Thus, when any animal bodies are undergoing decay at the
bottom of the sea, they have a tendency to cause the precipitation
from the surrounding water of any mineral matters which may be
dissolved in it; and the organic body thus becomes a centre round
which the mineral matters in question are deposited in the form
of a "concretion" or "nodule." The phosphatic nodules in question
were formed in a sea in which phosphate of lime, derived from the
destruction of animal skeletons, was held largely in solution;
and a precipitation of it took place round any body, such as a
decaying animal substance, which happened to be lying on the
sea-bottom, and which offered itself as a favourable nucleus. In
the same way we may explain the formation of the calcareous nodules,
known as "septaria" or "cement stones," which occur so commonly in
the London Clay and Kimmeridge Clay, and in which the principal
ingredient is carbonate of lime.
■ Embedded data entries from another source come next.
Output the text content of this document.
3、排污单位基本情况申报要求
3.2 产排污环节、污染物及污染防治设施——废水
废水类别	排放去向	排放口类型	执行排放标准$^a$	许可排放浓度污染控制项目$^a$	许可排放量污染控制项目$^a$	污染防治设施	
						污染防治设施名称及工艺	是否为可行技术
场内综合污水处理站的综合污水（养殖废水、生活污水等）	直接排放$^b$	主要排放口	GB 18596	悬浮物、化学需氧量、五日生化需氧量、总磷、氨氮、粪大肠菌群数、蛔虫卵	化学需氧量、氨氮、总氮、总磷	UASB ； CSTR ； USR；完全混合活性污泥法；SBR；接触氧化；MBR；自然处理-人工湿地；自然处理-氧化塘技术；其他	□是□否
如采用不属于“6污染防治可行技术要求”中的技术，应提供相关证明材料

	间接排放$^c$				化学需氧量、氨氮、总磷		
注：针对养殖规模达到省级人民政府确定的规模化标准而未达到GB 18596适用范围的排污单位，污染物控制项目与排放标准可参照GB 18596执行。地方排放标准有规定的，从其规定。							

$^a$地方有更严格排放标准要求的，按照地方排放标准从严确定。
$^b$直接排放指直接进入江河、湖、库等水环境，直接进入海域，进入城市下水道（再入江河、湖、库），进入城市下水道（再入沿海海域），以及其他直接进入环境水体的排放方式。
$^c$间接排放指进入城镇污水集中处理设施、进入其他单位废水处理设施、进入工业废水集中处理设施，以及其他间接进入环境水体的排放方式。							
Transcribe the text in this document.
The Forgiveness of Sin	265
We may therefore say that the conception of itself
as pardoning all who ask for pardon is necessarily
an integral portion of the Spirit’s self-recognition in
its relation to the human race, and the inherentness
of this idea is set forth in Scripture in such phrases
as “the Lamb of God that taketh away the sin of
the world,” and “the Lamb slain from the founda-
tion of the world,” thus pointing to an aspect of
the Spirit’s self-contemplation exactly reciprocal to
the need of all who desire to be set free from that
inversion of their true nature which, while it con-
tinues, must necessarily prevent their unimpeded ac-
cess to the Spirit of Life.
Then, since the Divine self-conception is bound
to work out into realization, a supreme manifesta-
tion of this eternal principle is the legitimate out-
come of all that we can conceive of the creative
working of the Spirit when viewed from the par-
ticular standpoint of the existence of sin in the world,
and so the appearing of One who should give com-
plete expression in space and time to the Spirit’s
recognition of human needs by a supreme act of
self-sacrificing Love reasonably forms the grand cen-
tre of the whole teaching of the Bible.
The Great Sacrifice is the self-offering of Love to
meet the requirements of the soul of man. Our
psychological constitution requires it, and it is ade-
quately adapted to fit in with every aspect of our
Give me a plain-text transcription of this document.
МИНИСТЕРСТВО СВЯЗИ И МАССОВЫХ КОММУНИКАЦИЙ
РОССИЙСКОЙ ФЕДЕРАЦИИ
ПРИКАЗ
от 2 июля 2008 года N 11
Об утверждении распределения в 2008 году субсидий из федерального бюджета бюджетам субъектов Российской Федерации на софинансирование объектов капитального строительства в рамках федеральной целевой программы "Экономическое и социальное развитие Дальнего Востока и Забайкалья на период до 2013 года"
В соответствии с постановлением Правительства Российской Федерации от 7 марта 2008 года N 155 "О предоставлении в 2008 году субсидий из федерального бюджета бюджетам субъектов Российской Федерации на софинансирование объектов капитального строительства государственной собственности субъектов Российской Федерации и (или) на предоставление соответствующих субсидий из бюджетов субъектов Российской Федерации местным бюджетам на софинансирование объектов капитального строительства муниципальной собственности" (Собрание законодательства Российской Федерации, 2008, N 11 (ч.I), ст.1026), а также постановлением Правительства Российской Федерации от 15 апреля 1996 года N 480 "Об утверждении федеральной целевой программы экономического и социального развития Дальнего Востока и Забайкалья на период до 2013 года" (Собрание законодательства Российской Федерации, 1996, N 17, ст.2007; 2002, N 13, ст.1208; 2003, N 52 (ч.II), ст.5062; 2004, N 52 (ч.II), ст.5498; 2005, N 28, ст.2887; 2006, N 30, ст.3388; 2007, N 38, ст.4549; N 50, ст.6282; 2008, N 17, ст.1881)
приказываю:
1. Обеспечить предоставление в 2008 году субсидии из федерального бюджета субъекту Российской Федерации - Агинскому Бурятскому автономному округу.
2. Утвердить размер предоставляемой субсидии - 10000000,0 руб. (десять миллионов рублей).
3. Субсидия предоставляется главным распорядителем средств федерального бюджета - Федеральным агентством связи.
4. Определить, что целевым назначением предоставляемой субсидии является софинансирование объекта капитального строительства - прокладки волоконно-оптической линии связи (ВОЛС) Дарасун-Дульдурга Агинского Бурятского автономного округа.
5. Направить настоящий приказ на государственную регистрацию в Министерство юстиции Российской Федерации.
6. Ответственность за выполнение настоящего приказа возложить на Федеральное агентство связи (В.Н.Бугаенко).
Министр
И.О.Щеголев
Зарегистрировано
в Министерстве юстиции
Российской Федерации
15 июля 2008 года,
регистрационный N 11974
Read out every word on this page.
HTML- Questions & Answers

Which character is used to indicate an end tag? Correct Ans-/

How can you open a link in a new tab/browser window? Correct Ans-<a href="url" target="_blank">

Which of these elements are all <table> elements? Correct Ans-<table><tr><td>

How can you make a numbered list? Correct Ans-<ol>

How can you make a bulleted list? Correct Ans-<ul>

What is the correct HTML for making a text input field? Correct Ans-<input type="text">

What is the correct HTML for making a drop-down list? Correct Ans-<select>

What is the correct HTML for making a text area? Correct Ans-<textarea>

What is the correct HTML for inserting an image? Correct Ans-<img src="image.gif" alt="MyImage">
A similar origin is to be ascribed
to the nodules of clay iron-stone (impure carbonate of iron) which
occur so abundantly in the shales of the Carboniferous series and
in other argillaceous deposits; and a parallel modern example
is to be found in the nodules of manganese, which were found
by Sir Wyville Thomson, in the Challenger, to be so numerously
scattered over the floor of the Pacific at great depths.